After starting six games as a freshman for Kentucky, Jarmon had a breakout sophomore season, leading the team with nine sacks and earning second-team all-Southeastern Conference honors.
His production dipped last season, however, as Jarmon finished with 4 1/2 sacks and 10 tackles for loss as a junior.
In the offseason, Jarmon took a dietary supplement to try to "lean down" as he rehabilitated a shoulder injury, he said.
Prior to receiving a cortisone shot on Feb. 20, Jarmon consulted with the Kentucky strength and conditioning staff and was told to stop taking the supplement.
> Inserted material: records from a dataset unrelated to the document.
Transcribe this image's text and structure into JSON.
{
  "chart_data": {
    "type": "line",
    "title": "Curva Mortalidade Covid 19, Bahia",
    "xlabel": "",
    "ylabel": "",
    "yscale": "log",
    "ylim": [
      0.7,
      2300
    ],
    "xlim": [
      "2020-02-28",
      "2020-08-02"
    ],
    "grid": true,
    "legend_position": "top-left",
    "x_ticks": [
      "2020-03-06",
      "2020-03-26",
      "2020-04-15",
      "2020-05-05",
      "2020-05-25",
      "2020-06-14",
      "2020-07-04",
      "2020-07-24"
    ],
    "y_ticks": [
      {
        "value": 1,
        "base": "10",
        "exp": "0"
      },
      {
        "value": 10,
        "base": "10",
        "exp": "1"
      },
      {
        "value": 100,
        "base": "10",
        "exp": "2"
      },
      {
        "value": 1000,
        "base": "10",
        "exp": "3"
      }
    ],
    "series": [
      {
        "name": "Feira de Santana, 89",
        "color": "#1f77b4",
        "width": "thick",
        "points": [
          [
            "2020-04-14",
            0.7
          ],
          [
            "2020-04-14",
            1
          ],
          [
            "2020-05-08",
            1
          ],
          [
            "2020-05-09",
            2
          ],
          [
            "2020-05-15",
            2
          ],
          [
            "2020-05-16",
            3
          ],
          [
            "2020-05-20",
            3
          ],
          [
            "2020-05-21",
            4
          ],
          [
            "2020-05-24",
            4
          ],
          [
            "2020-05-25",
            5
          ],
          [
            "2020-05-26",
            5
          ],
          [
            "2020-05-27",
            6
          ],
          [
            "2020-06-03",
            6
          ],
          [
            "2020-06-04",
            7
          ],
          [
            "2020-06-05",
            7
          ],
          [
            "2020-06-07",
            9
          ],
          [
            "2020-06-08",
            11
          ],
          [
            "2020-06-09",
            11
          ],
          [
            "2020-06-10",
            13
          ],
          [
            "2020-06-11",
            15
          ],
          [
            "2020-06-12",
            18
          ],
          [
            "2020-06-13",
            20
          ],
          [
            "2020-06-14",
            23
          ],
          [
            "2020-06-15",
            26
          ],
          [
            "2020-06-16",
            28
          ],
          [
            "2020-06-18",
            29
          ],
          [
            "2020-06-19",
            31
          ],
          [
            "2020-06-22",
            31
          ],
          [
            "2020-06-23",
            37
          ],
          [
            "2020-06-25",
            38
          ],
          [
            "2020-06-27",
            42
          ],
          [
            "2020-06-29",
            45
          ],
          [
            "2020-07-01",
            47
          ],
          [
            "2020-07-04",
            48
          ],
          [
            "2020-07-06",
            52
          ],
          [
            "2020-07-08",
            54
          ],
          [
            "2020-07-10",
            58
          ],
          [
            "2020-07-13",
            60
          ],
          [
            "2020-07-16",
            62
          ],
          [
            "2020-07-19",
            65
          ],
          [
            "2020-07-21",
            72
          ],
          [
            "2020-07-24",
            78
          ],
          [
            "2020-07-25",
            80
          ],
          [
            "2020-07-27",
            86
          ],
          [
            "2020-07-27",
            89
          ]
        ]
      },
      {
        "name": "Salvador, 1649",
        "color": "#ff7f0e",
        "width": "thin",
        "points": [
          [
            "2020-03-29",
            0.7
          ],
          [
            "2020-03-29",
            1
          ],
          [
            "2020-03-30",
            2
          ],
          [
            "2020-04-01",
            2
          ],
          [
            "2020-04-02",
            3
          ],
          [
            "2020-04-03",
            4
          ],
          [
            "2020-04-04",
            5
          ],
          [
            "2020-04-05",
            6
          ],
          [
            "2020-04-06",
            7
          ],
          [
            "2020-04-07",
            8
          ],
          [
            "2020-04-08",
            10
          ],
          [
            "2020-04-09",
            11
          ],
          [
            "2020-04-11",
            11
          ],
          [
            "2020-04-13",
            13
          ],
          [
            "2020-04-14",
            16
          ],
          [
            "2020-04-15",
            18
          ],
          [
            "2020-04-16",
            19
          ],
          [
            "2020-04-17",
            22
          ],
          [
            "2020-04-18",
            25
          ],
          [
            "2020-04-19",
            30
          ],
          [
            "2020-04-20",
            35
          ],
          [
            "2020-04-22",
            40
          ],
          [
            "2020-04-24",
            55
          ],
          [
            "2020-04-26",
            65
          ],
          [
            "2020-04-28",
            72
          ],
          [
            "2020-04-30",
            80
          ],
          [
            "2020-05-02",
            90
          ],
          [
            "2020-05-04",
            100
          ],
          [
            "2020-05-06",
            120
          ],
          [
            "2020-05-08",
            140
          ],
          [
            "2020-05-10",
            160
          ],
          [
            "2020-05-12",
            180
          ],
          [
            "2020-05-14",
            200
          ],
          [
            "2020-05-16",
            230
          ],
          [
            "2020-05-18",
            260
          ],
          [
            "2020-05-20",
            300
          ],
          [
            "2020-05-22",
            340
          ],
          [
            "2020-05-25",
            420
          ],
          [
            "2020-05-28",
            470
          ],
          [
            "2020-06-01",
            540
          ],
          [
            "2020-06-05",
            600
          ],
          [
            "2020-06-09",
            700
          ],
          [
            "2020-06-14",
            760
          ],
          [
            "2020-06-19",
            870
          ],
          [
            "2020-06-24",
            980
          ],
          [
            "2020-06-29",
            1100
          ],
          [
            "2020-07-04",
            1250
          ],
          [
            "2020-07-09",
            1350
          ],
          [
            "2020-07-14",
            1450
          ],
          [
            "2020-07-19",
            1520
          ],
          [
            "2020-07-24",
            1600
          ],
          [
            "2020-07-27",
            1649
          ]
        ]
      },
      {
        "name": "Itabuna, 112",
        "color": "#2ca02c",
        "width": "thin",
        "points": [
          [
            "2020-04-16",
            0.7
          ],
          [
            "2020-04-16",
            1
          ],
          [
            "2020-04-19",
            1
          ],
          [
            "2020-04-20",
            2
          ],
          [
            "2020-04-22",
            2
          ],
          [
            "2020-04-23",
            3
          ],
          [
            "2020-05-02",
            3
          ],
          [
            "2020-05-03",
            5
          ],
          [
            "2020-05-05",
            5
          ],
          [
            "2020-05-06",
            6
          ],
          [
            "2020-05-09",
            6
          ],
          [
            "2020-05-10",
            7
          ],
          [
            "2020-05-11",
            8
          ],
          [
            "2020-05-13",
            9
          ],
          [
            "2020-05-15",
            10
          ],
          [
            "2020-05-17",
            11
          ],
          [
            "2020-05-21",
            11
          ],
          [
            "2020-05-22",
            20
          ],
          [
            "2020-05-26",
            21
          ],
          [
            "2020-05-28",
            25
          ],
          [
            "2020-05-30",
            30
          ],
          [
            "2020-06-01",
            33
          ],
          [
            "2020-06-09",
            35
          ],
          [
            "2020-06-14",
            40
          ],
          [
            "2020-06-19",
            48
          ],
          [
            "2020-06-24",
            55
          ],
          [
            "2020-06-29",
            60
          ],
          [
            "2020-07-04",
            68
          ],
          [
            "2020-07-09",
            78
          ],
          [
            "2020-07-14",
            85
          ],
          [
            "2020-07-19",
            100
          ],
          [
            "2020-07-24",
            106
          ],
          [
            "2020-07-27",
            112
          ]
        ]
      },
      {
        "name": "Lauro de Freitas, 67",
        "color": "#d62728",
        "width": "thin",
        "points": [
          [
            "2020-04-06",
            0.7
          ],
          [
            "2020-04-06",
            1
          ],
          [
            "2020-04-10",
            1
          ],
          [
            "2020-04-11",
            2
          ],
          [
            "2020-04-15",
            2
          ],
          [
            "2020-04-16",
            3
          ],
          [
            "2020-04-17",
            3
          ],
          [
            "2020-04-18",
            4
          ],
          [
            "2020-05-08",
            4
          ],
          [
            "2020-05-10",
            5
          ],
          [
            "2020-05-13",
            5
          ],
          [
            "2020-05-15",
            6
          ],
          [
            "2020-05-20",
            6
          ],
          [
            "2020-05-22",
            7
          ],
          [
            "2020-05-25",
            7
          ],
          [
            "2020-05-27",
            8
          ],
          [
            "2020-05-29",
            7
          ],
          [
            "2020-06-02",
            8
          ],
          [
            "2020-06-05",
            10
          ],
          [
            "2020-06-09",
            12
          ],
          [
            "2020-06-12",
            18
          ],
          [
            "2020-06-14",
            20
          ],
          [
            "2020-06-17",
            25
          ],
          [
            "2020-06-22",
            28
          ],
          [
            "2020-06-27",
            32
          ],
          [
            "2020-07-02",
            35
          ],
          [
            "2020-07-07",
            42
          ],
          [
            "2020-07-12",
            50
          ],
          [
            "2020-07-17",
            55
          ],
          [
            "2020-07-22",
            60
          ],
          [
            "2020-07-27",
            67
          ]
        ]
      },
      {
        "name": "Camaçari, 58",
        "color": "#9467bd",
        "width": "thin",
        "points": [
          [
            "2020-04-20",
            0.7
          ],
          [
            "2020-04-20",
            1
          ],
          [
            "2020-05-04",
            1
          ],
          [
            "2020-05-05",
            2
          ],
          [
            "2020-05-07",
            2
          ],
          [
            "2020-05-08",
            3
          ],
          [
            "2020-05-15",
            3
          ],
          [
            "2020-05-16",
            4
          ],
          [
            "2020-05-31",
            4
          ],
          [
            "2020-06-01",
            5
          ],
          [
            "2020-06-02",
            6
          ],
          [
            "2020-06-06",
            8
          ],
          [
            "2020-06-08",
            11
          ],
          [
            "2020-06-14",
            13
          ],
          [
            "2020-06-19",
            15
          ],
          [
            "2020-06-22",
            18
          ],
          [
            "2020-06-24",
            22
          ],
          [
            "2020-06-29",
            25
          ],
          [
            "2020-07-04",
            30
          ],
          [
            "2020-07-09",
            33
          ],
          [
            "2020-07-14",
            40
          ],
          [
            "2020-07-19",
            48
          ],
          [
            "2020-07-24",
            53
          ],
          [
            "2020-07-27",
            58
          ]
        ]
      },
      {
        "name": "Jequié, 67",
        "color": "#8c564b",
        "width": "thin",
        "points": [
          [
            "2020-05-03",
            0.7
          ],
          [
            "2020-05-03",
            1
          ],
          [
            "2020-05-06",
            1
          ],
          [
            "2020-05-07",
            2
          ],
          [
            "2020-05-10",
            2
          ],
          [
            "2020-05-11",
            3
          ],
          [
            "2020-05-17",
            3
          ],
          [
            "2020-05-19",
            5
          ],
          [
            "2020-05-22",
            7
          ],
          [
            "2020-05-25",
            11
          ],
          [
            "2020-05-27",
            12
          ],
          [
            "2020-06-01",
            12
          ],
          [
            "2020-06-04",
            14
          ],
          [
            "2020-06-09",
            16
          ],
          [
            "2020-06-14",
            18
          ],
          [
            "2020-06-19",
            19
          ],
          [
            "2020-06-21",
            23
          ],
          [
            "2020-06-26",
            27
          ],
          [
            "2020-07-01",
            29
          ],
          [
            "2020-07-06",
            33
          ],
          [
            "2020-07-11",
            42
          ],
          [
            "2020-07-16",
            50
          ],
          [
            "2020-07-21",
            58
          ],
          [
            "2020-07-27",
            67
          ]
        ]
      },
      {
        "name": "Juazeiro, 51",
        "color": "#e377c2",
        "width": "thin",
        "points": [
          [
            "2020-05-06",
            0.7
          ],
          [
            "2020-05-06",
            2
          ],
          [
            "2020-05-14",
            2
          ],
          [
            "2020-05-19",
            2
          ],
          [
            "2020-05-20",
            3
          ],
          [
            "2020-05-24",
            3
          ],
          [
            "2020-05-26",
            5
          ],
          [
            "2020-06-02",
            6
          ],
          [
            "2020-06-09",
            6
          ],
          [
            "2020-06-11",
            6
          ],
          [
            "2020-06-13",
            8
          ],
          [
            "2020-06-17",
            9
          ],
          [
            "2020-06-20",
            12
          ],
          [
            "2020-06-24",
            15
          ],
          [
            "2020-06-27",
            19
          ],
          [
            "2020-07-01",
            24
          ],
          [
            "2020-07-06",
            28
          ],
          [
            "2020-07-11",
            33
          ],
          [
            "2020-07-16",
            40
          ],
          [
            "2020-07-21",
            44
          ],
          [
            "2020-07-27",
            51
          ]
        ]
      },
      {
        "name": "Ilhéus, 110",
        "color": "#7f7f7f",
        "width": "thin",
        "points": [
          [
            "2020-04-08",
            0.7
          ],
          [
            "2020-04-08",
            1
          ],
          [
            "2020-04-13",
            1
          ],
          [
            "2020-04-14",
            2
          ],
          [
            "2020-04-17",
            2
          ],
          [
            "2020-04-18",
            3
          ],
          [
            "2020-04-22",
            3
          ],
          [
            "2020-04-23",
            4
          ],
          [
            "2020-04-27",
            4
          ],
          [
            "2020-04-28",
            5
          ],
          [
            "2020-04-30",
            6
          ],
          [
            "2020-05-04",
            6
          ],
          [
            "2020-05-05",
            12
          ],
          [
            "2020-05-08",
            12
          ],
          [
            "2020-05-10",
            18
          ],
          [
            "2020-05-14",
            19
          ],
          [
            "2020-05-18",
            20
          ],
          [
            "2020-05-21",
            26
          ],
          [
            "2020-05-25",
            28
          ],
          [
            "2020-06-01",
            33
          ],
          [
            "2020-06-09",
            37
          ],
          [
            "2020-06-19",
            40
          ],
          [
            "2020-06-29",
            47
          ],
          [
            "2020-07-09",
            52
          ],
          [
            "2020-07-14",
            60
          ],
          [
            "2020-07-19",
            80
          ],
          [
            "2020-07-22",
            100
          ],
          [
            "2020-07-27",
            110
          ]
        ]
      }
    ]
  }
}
He was selected for a random drug test by the NCAA on Feb. 24 and tested positive for a banned substance, losing a year of eligibility.
Kentucky appealed the decision, but the ruling was upheld in May, and Jarmon declared for the draft soon after.
"I was real disappointed at the time when the ruling came out," Jarmon said. "And that was definitely one of the low points, if not the lowest point of my life so far."
The Redskins sent a large contingent to Jarmon's workout in Lexington, Ky., earlier this month and were impressed, said Cerrato, who added character concerns were not an issue despite the positive test.
Jarmon also flew to Aspen, Colo., for dinner with Redskins owner Daniel Snyder and Coach Jim Zorn, and with several teams looking to select Jarmon in the fourth round, the Redskins used their third-round pick to ensure they would get the young end.